If once such things could happen, all could happen,
The snug, safe world crack up like broken candy
And the young rivers, roaring, rush to the sea;
White bulls that caught the morning on their horns
And shook the secure earth until they found
Some better recompense for life than life,
The untamed ghost, the undiminished star.
But it would not happen. Nothing would ever happen.
He had been here, like this, ten thousand times,
He would be here, like this, ten thousand more,
Until at last the little ticks of the clock
Had cooled what had been hot, and changed the thin,
Blue, forking veins across the back of his hand
Into the big, soft veins on Father’s hand.
And the world would be snug. And he would sit
Reading the same newspaper, after dinner,
Through spectacles whose bows were getting worn
While a wife knitted on an endless scarf
And a child slowly formed with quiet lips
“Amo, amas, amat,” and still no sound.
And it would be over. Over without having been.
His father turned a creaking page of paper
And cleared his throat, “The Tribune calls,” he said,
“Brown’s raid the work of a madman. Well, they’re right,
But—” Mrs. Ellyat put her knitting down.
“Are they going to hang him, Will?” “It looks that way.”
“But, Father, when—” “They have the right, my son,
He broke the law.” “But, Will! You don’t believe—”

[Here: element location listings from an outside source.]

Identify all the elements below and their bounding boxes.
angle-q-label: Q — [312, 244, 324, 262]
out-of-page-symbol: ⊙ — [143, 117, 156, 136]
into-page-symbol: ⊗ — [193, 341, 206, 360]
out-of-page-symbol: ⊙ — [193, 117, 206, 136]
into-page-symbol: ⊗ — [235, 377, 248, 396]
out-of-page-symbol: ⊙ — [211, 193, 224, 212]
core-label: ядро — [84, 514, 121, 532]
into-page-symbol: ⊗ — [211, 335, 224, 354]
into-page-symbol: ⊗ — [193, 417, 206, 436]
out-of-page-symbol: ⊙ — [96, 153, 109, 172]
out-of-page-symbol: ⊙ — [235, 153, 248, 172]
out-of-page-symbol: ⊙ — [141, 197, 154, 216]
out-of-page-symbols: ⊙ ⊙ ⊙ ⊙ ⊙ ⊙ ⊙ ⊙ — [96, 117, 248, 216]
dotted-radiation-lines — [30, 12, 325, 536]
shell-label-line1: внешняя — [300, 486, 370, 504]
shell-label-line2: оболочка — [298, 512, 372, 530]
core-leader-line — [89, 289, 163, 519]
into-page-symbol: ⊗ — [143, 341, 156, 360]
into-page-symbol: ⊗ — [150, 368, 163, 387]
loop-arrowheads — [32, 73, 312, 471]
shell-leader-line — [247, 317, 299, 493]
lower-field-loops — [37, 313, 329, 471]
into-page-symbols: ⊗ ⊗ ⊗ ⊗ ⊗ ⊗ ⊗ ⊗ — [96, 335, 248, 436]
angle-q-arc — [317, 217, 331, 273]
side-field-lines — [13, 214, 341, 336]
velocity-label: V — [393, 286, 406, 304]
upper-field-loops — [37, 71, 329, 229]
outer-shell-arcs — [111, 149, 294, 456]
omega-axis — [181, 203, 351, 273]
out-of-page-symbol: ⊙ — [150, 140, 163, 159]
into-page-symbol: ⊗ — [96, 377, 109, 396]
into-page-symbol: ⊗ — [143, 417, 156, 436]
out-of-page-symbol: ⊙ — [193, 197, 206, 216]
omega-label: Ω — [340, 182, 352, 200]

A little spark lit Mr. Ellyat’s eyes.
“I didn’t say I thought that he was wrong.
I said they had the right to hang the man,
But they’ll hang slavery with him.” A quick pulse
Beat in Jack Ellyat’s wrist. Behind his eyes
A bearded puppet creaked upon a rope
And the sky darkened because he was there.
Now it was Mother talking in a strange
Iron-bound voice he’d never heard before.
“I prayed for him in church last Sunday, Will.
I pray for him at home here every night.
I don’t know—I don’t care—what laws he broke.